Kanye West est-il un communicant d’exception ? La question mérite d’être posée. Entre deux joutes sur Twitter avec Wiz Khalifa, Yeesus prend le temps de peaufiner la saison 3 de sa collection Yeezy chez Adidas, change 140 fois le nom de son nouvel album, ( Y’a 1 semaine, l’album s’appelait encore Waves), y invite plus de guests qu’au Téléthon, remplit le Madison Square Garden pour présenter 3 chaussures, 2 t-shirts et 3 sons de The Life Of Pablo.
Niveau guests, c’est effectivement chargé : Frank Ocean, Rihanna, Kelly Price, Chris Brown ou encore Kendrick Lamar . Je vous fais gagner du temps : malgré leur pedigree plus ou moins intéressant, les 3 premiers guests ne sont que des choristes de luxe. Pour la morue des Barbades, c’est pas très grave, mais j’estime que Frank Ocean aurait mérité plus d’égards.
Et cet album, alors ? Des instrus dingues, comme bien souvent, mais venant de Kanye on a un certain niveau d’exigence. Niveau thématique, on retrouve (hormis la mégalo) pas mal de références religieuses/spirituelles, plus prononcées qu’à l’accoutumée. Les thèmes utilisés en général par Kanye ne sont pas nécessairement bien abordés, quand on y réfléchit. Là ou Kanye West brillait par ses discours émancipateurs, orientés vers les opprimés, Yeesus se contente de se caresser dans le sens du poil (je reste poli, je n’en pense pas moins). « Yeezys just jumped over Jumpman » (Facts) aborde son transfert de Nike à Adidas (Jumpman = le logo Air Jordan.), les interludes sont creux (je vous parle de celui sobrement intitulé « I Love Kanye » ?), et le feat avec Rihanna se révèle être un parpaing lancé à Taylor Swift (« I Made That Bitch Famous »), en plus d’être bien chargé en autotune & vocoder. Et au milieu de cette purée indigeste et prétentieuse, se dresse un morceau super bien foutu, et bien évidemment, quand un morceau est bien foutu en 2016, c’est avec Kendrick Lamar ( No More Parties In L.A.), même si Kanye fait le taf, à l’ancienne, serait-on tentés de dire.
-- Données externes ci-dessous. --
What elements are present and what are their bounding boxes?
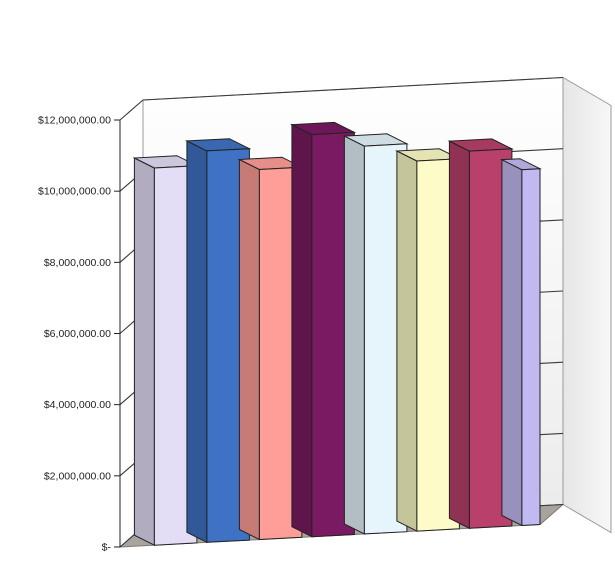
bar-5-side xyxy=(396,150,418,532)
bar-4-front xyxy=(363,143,408,535)
bar-0-side xyxy=(133,157,155,547)
bar-0 xyxy=(132,155,199,547)
bar-6 xyxy=(447,138,514,530)
chart-side-wall xyxy=(562,76,612,534)
bar-6-front xyxy=(468,148,513,529)
gridline-6 xyxy=(119,76,564,121)
bar-3-front xyxy=(311,131,355,538)
bar-1 xyxy=(184,138,252,544)
y-tick-label-4: $8,000,000.00 xyxy=(44,257,111,269)
bar-3 xyxy=(289,121,357,538)
bar-1-side xyxy=(186,140,208,544)
bar-7-front xyxy=(521,168,541,527)
bar-5 xyxy=(394,148,462,532)
bar-1-front xyxy=(206,148,250,543)
y-tick-label-1: $2,000,000.00 xyxy=(44,470,111,482)
y-tick-label-0: $- xyxy=(102,542,112,554)
bar-3-side xyxy=(291,123,313,538)
y-tick-label-3: $6,000,000.00 xyxy=(44,328,111,340)
bar-4 xyxy=(342,133,409,535)
y-tick-label-5: $10,000,000.00 xyxy=(38,186,111,198)
bar-7 xyxy=(499,158,542,527)
bar-7-side xyxy=(501,158,523,527)
bar-4-side xyxy=(343,135,365,535)
bar-2-side xyxy=(238,158,260,541)
y-tick-label-2: $4,000,000.00 xyxy=(44,399,111,411)
y-tick-label-6: $12,000,000.00 xyxy=(38,115,111,127)
bar-2 xyxy=(237,156,304,541)
bar-6-side xyxy=(448,140,470,530)
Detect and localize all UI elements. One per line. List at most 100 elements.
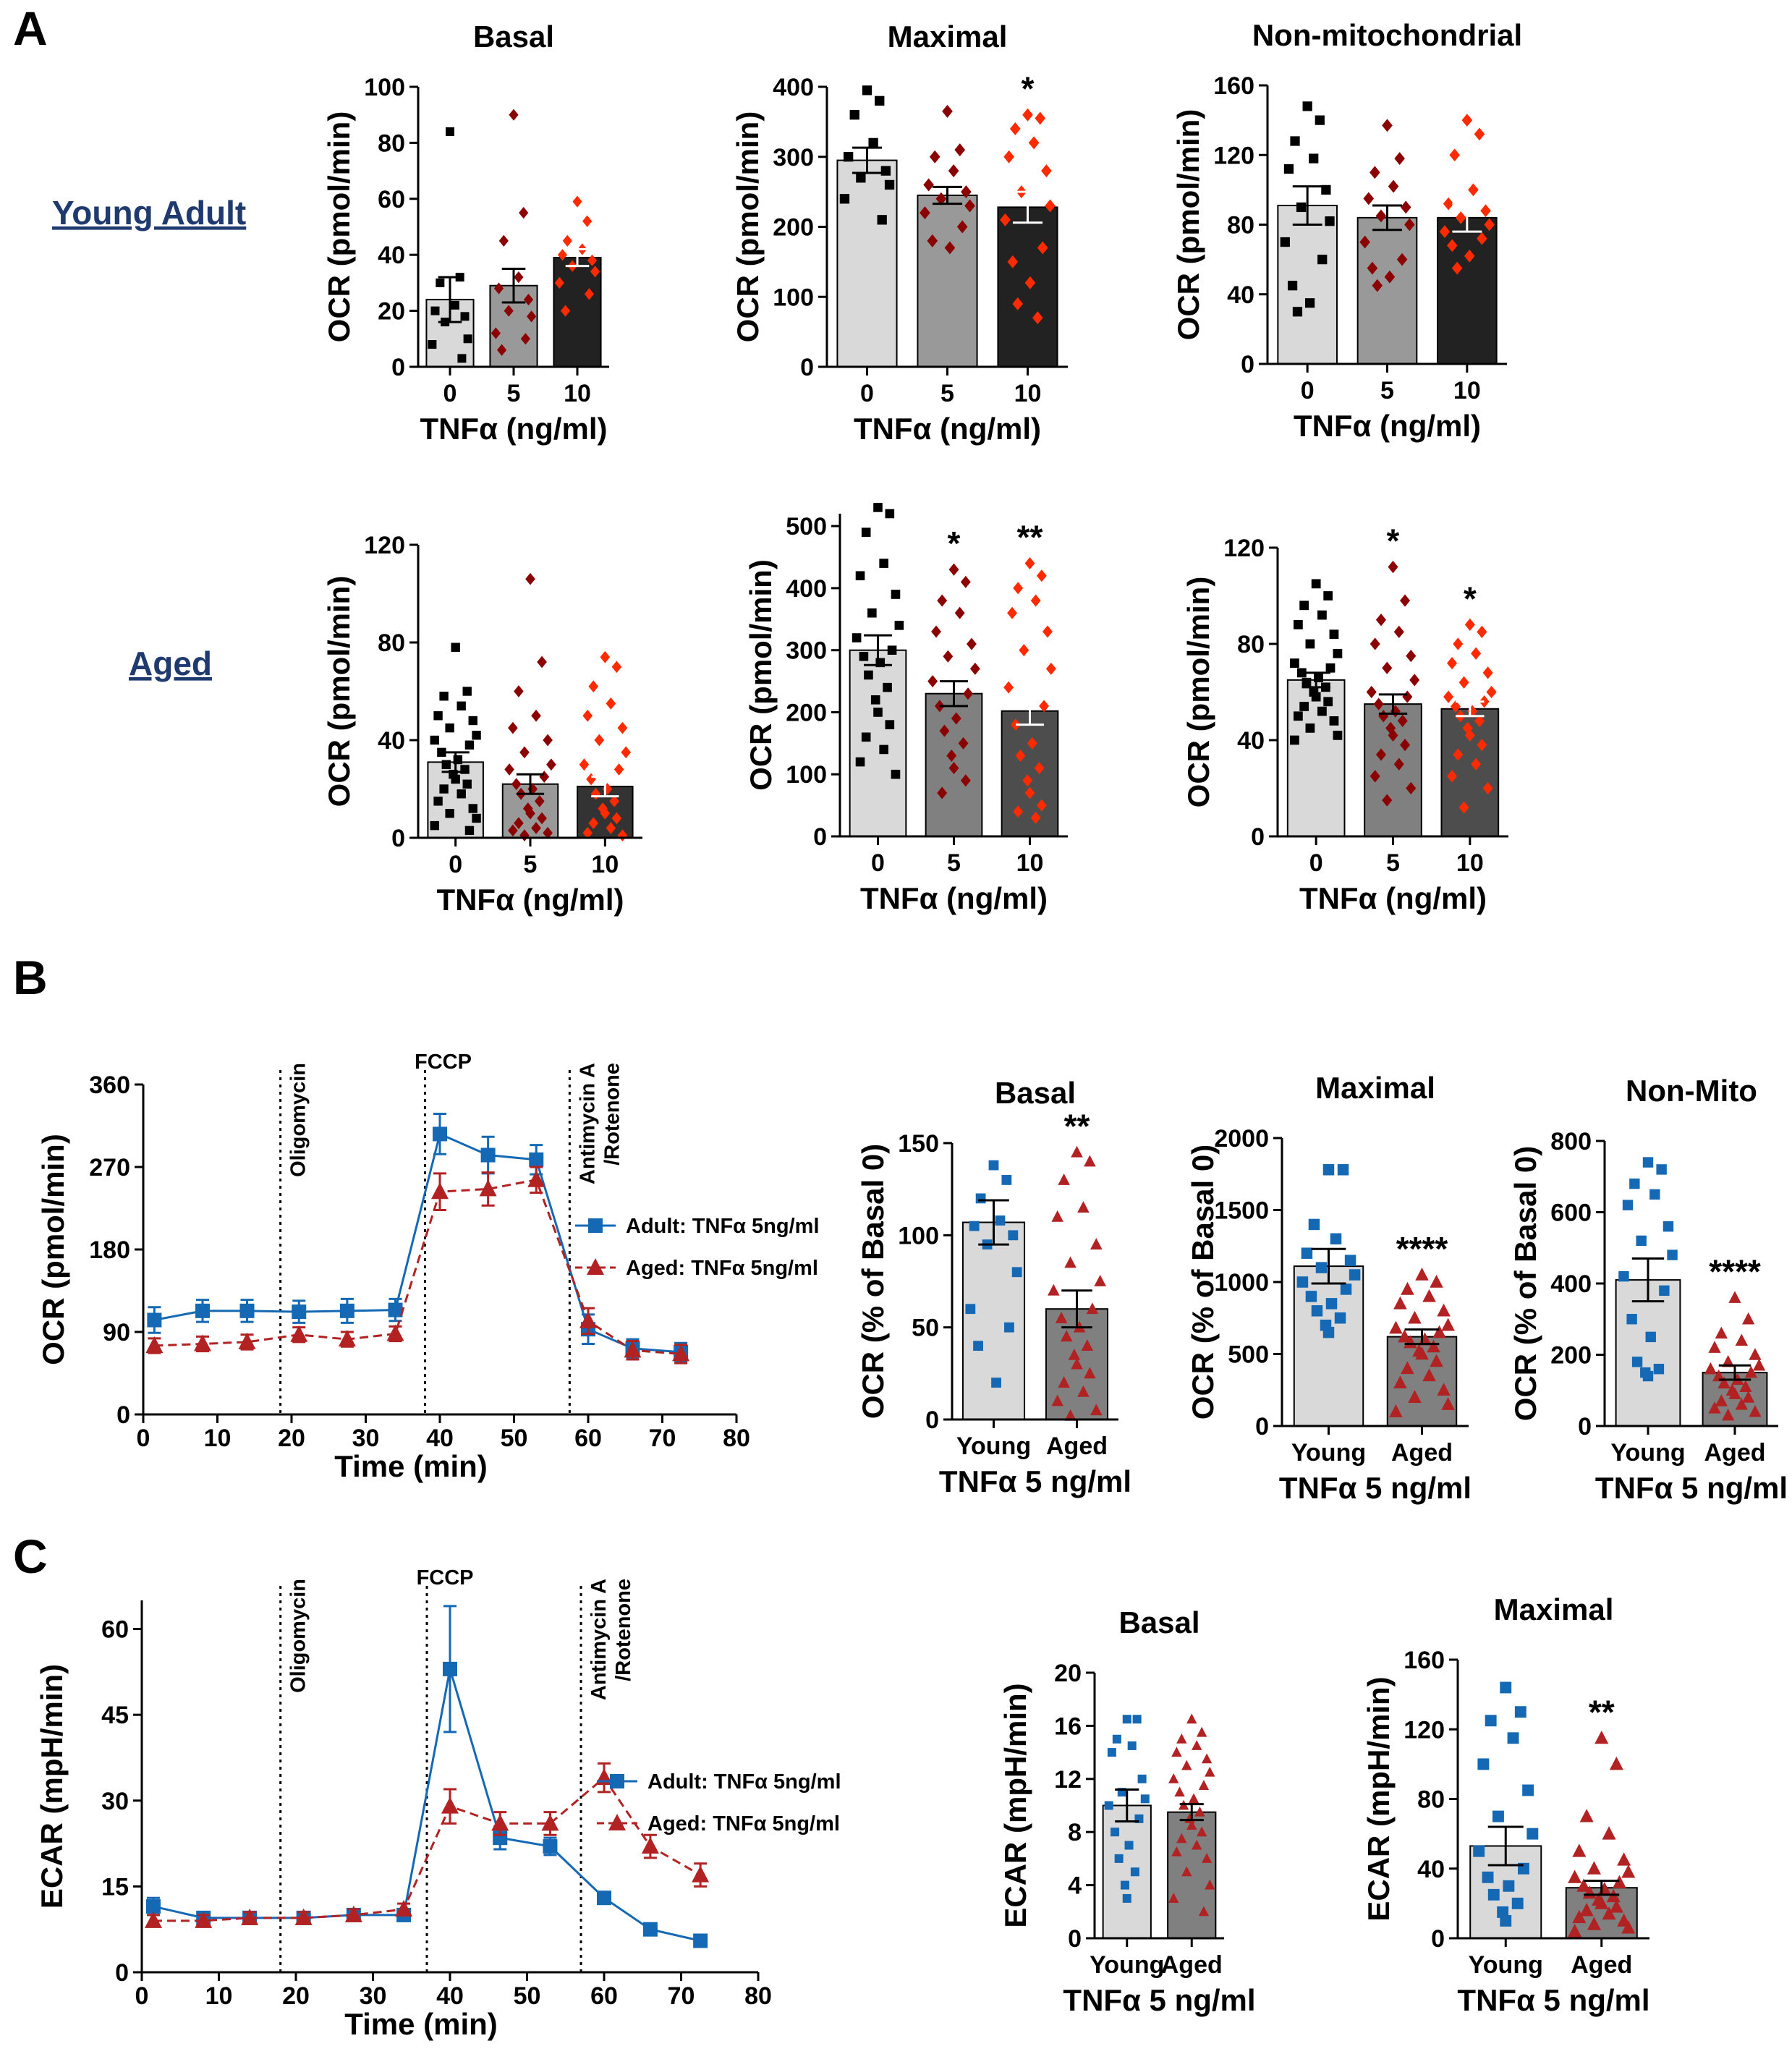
data-point	[1715, 1326, 1728, 1339]
x-tick-label: 10	[205, 1982, 233, 2010]
data-point	[1394, 152, 1405, 165]
y-tick-label: 0	[925, 1406, 939, 1434]
data-point	[1477, 1758, 1490, 1770]
legend-label: Aged: TNFα 5ng/ml	[647, 1812, 840, 1836]
bar-10	[997, 206, 1058, 368]
data-point	[861, 527, 871, 538]
chart-A-aged-basal: 0 40 80 120 0 5 10 OCR (pmol/min) TNFα (ng/ml)	[322, 532, 642, 917]
data-point	[1055, 1311, 1068, 1323]
data-point	[887, 645, 897, 655]
x-tick-label: 5	[1386, 849, 1400, 877]
panel-letter-a: A	[13, 1, 48, 55]
data-point	[439, 784, 449, 794]
data-point	[1045, 199, 1056, 213]
y-tick-label: 400	[1550, 1270, 1592, 1298]
data-point	[1602, 1906, 1616, 1920]
data-point	[1659, 1285, 1670, 1297]
data-point	[617, 829, 628, 841]
data-point	[1024, 557, 1035, 570]
data-point	[1441, 1317, 1455, 1331]
series-point	[527, 1170, 545, 1187]
data-point	[1337, 1164, 1349, 1176]
data-point	[1301, 1247, 1313, 1259]
data-point	[954, 143, 966, 157]
data-point	[1077, 1201, 1090, 1213]
series-point	[194, 1334, 211, 1351]
data-point	[1482, 1871, 1494, 1883]
y-tick-label: 80	[378, 130, 405, 157]
x-axis-label: Time (min)	[334, 1449, 488, 1483]
data-point	[508, 824, 518, 837]
data-point	[1430, 1274, 1443, 1288]
data-point	[1329, 629, 1339, 640]
data-point	[621, 746, 632, 759]
data-point	[879, 744, 888, 755]
data-point	[1041, 164, 1052, 178]
series-point	[491, 1814, 509, 1831]
data-point	[600, 650, 611, 663]
data-point	[1629, 1178, 1640, 1189]
data-point	[582, 709, 593, 722]
series-point	[344, 1905, 362, 1922]
data-point	[439, 692, 449, 701]
data-point	[1742, 1312, 1755, 1325]
data-point	[1656, 1164, 1667, 1175]
data-point	[1744, 1365, 1758, 1378]
bar-Aged	[1167, 1811, 1217, 1940]
chart-B-maximal: 0 500 1000 1500 2000 Young Aged **** OCR (% of B…	[1186, 1071, 1472, 1505]
data-point	[873, 503, 883, 512]
data-point	[929, 150, 940, 164]
data-point	[504, 763, 514, 776]
data-point	[948, 164, 959, 178]
y-tick-label: 120	[1213, 142, 1254, 169]
x-axis-label: TNFα 5 ng/ml	[939, 1464, 1131, 1498]
series-point	[692, 1865, 710, 1883]
y-tick-label: 20	[1054, 1660, 1082, 1687]
data-point	[514, 271, 524, 284]
y-tick-label: 120	[1223, 535, 1265, 562]
data-point	[451, 642, 460, 652]
x-axis-label: TNFα (ng/ml)	[1294, 409, 1481, 443]
chart-title: Maximal	[888, 20, 1008, 54]
data-point	[1003, 150, 1014, 164]
series-point	[338, 1330, 356, 1347]
x-tick-label: Aged	[1571, 1951, 1632, 1979]
data-point	[1422, 1368, 1436, 1382]
data-point	[1290, 136, 1300, 146]
data-point	[1441, 1397, 1455, 1410]
x-axis-label: TNFα (ng/ml)	[436, 883, 624, 917]
data-point	[1579, 1809, 1594, 1822]
data-point	[464, 740, 475, 750]
data-point	[937, 786, 948, 799]
data-point	[1474, 127, 1485, 141]
y-tick-label: 80	[1227, 212, 1254, 239]
y-tick-label: 270	[89, 1154, 130, 1181]
y-axis-label: OCR (% of Basal 0)	[1508, 1146, 1542, 1421]
data-point	[1007, 606, 1017, 619]
y-tick-label: 100	[773, 284, 814, 311]
data-point	[1576, 1878, 1591, 1892]
x-tick-label: 40	[426, 1425, 454, 1452]
y-tick-label: 120	[364, 532, 405, 559]
significance-label: *	[1387, 522, 1400, 560]
data-point	[572, 195, 582, 208]
bar-0	[1286, 679, 1346, 837]
data-point	[1486, 685, 1497, 699]
series-point	[431, 1182, 449, 1200]
data-point	[1406, 781, 1417, 795]
x-tick-label: 10	[591, 851, 619, 878]
data-point	[527, 310, 537, 323]
data-point	[923, 178, 934, 192]
data-point	[1196, 1726, 1207, 1737]
significance-label: *	[948, 525, 961, 562]
data-point	[1568, 1924, 1582, 1938]
y-tick-label: 40	[1237, 727, 1265, 755]
injection-label: Antimycin A	[576, 1063, 599, 1184]
y-tick-label: 160	[1213, 72, 1254, 100]
y-axis-label: OCR (pmol/min)	[322, 111, 356, 343]
series-point	[579, 1311, 597, 1328]
data-point	[1024, 786, 1035, 799]
data-point	[1398, 1329, 1411, 1343]
x-tick-label: 0	[1309, 849, 1323, 877]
Au final, la montagne Yeesus a accouché d’une souris nommée The Life Of Pablo (dont on imagine qu’elle fait référence à Pablo Picasso, qui est apparemment un des artistes préférés de West). Pour le coup, le métier de producteur a repris le dessus, et c’est un objet ultra marketé (à part cette immonde pochette bien évidemment), attendu par les masses sans trop savoir pourquoi, qui débarque ces jours.
Un album triste, aux antipodes de ce qu’aurait pu offrir Kanye West lorsqu’il était encore un artiste d’exception, anticonformiste, briseur de règles et briseur de codes. Puisse-t-il revenir et arrêter les conneries rapidement.